On Thu, Jul 18, 2013 at 10:40 AM, Josh Berkus <josh@agliodbs.com> wrote:
>
> Right, that's what I just tested. The results are interesting. I
> changed the defaults as follows:
>
> bgwriter_delay = 100ms
> bgwriter_lru_maxpages = 512
> bgwriter_lru_multiplier = 3.0
>
> ... and the number of buffers being written by the bgwriter went *down*,
> almost to zero. Mind you, I wanna gather a full week of data, but there
> seems to be something counterintuitive going on here.
>
> One potential factor is that they have their shared_buffers set
> unusually high (5GB out of 16GB).
>
> Here's the stats:
>
> postgres=# select * from pg_stat_bgwriter;
> -[ RECORD 1 ]---------+------------------------------
> checkpoints_timed | 330
> checkpoints_req | 47
> checkpoint_write_time | 55504727
> checkpoint_sync_time | 286743
> buffers_checkpoint | 2809031
> buffers_clean | 789
> maxwritten_clean | 0
> buffers_backend | 457456
> buffers_backend_fsync | 0
> buffers_alloc | 943734
> stats_reset | 2013-07-17 17:09:18.945194-07
>
> So we're not hitting maxpages anymore, at all.

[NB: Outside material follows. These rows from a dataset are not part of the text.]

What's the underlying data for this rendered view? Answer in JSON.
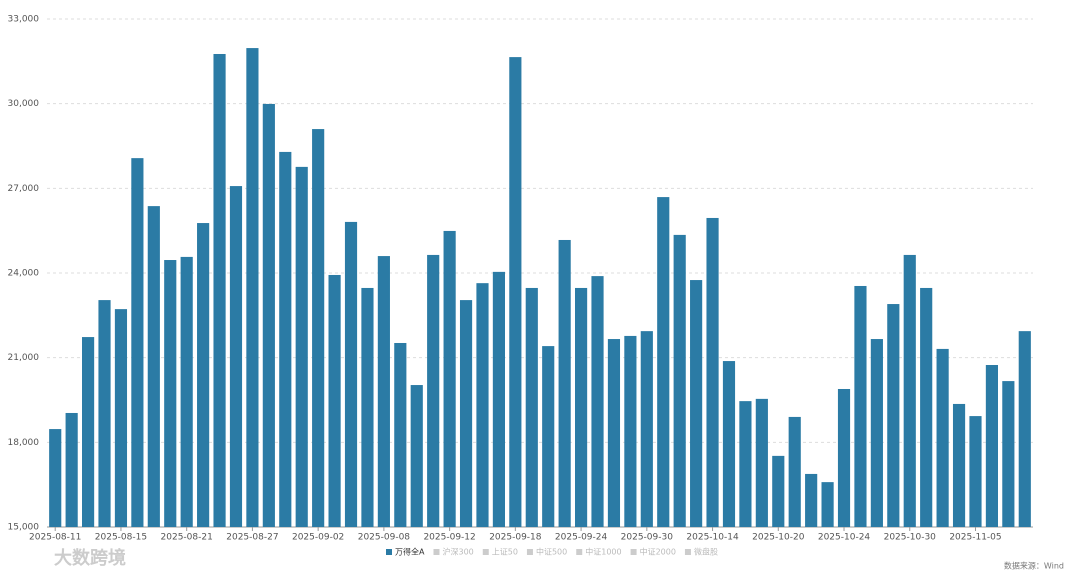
{
  "chart_data": {
    "type": "bar",
    "categories": [
      "2025-08-11",
      null,
      null,
      null,
      "2025-08-15",
      null,
      null,
      null,
      "2025-08-21",
      null,
      null,
      null,
      "2025-08-27",
      null,
      null,
      null,
      "2025-09-02",
      null,
      null,
      null,
      "2025-09-08",
      null,
      null,
      null,
      "2025-09-12",
      null,
      null,
      null,
      "2025-09-18",
      null,
      null,
      null,
      "2025-09-24",
      null,
      null,
      null,
      "2025-09-30",
      null,
      null,
      null,
      "2025-10-14",
      null,
      null,
      null,
      "2025-10-20",
      null,
      null,
      null,
      "2025-10-24",
      null,
      null,
      null,
      "2025-10-30",
      null,
      null,
      null,
      "2025-11-05",
      null,
      null,
      null
    ],
    "series": [
      {
        "name": "万得全A",
        "color": "#2b7ba5",
        "values": [
          18470,
          19040,
          21730,
          23040,
          22720,
          28070,
          26370,
          24460,
          24570,
          25770,
          31760,
          27080,
          31970,
          29990,
          28290,
          27760,
          29100,
          23930,
          25810,
          23470,
          24600,
          21520,
          20030,
          24640,
          25490,
          23040,
          23640,
          24040,
          31650,
          23470,
          21410,
          25170,
          23470,
          23890,
          21660,
          21770,
          21940,
          26690,
          25350,
          23750,
          25950,
          20880,
          19460,
          19540,
          17520,
          18900,
          16880,
          16590,
          19890,
          23540,
          21660,
          22900,
          24640,
          23470,
          21310,
          19360,
          18930,
          20740,
          20170,
          21940
        ]
      }
    ],
    "hidden_series": [
      "沪深300",
      "上证50",
      "中证500",
      "中证1000",
      "中证2000",
      "微盘股"
    ],
    "hidden_color": "#cccccc",
    "ylim": [
      15000,
      33000
    ],
    "yticks": [
      {
        "value": 15000,
        "label": "15,000"
      },
      {
        "value": 18000,
        "label": "18,000"
      },
      {
        "value": 21000,
        "label": "21,000"
      },
      {
        "value": 24000,
        "label": "24,000"
      },
      {
        "value": 27000,
        "label": "27,000"
      },
      {
        "value": 30000,
        "label": "30,000"
      },
      {
        "value": 33000,
        "label": "33,000"
      }
    ],
    "grid": true,
    "source": "数据来源：Wind",
    "watermark": "大数跨境"
  }
}
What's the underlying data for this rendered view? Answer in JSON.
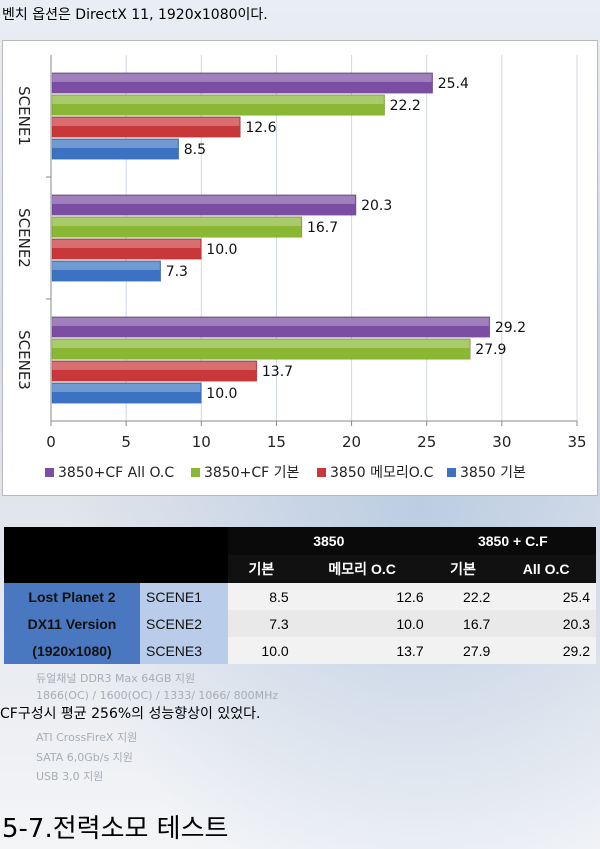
{
  "intro_text": "벤치 옵션은 DirectX 11, 1920x1080이다.",
  "chart_data": {
    "type": "bar",
    "orientation": "horizontal",
    "categories": [
      "SCENE1",
      "SCENE2",
      "SCENE3"
    ],
    "series": [
      {
        "name": "3850+CF All O.C",
        "color": "#7b4ea3",
        "values": [
          25.4,
          20.3,
          29.2
        ]
      },
      {
        "name": "3850+CF 기본",
        "color": "#8ab834",
        "values": [
          22.2,
          16.7,
          27.9
        ]
      },
      {
        "name": "3850 메모리O.C",
        "color": "#c8373a",
        "values": [
          12.6,
          10.0,
          13.7
        ]
      },
      {
        "name": "3850 기본",
        "color": "#3b73c2",
        "values": [
          8.5,
          7.3,
          10.0
        ]
      }
    ],
    "xlim": [
      0,
      35
    ],
    "xticks": [
      "0",
      "5",
      "10",
      "15",
      "20",
      "25",
      "30",
      "35"
    ],
    "grid": true,
    "legend_position": "bottom"
  },
  "table": {
    "group_headers": [
      "3850",
      "3850 + C.F"
    ],
    "sub_headers": [
      "기본",
      "메모리 O.C",
      "기본",
      "All O.C"
    ],
    "row_labels": [
      "Lost Planet 2",
      "DX11 Version",
      "(1920x1080)"
    ],
    "rows": [
      {
        "scene": "SCENE1",
        "values": [
          "8.5",
          "12.6",
          "22.2",
          "25.4"
        ]
      },
      {
        "scene": "SCENE2",
        "values": [
          "7.3",
          "10.0",
          "16.7",
          "20.3"
        ]
      },
      {
        "scene": "SCENE3",
        "values": [
          "10.0",
          "13.7",
          "27.9",
          "29.2"
        ]
      }
    ]
  },
  "background_text": [
    "듀얼채널 DDR3 Max 64GB 지원",
    "1866(OC) / 1600(OC) / 1333/ 1066/ 800MHz",
    "ATI CrossFireX 지원",
    "SATA 6,0Gb/s 지원",
    "USB 3,0 지원"
  ],
  "caption": "CF구성시 평균 256%의 성능향상이 있었다.",
  "section_title": "5-7.전력소모 테스트"
}
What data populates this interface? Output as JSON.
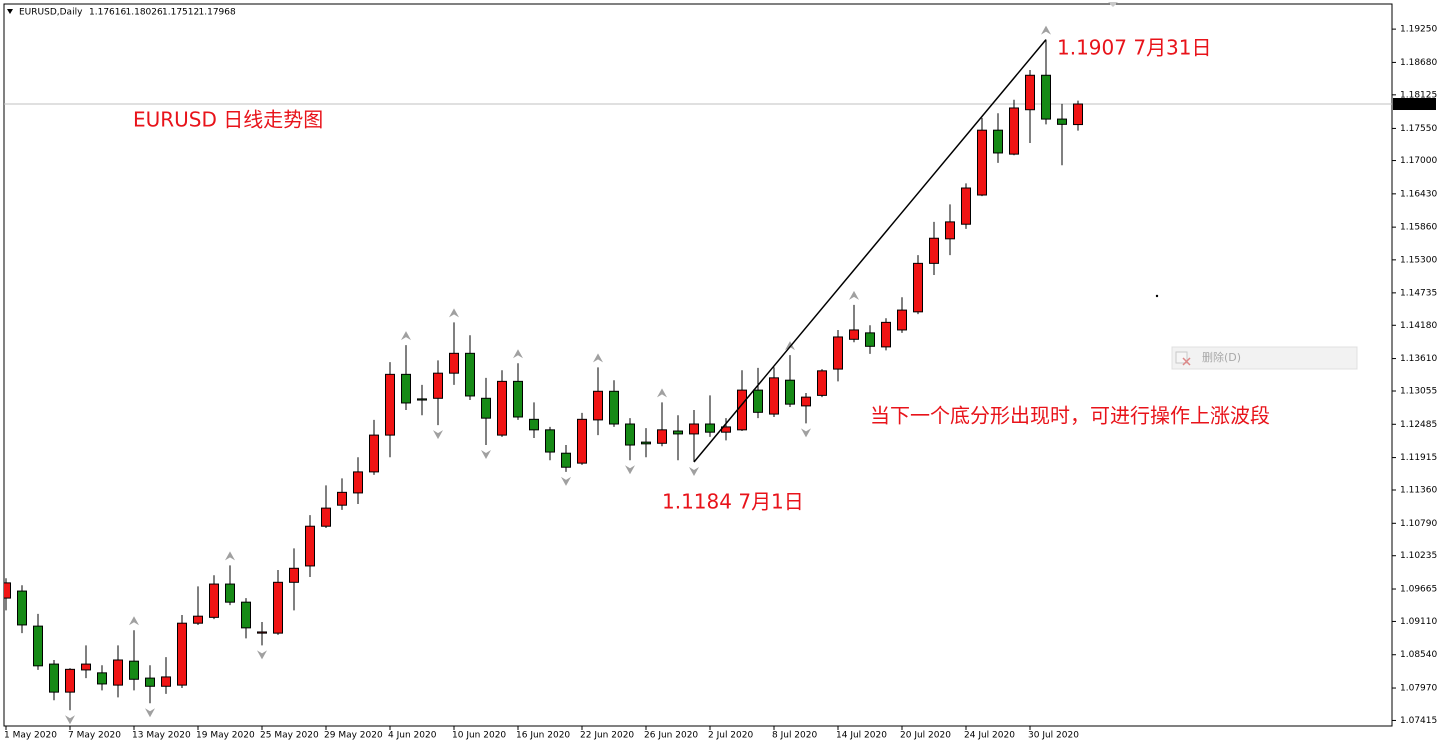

So why isn't the
> bgwriter doing any work?
Does their workload have a lot of bulk operations, which use a
ring-buffer strategy and so intentionally evict their own buffers?
Do you have a simple select * from pg_stat_bgwriter from the period
before the change? You posted the query that does averaging and
aggregation, but I couldn't figure out how to backtrack from that to
the original numbers.
Cheers,
Jeff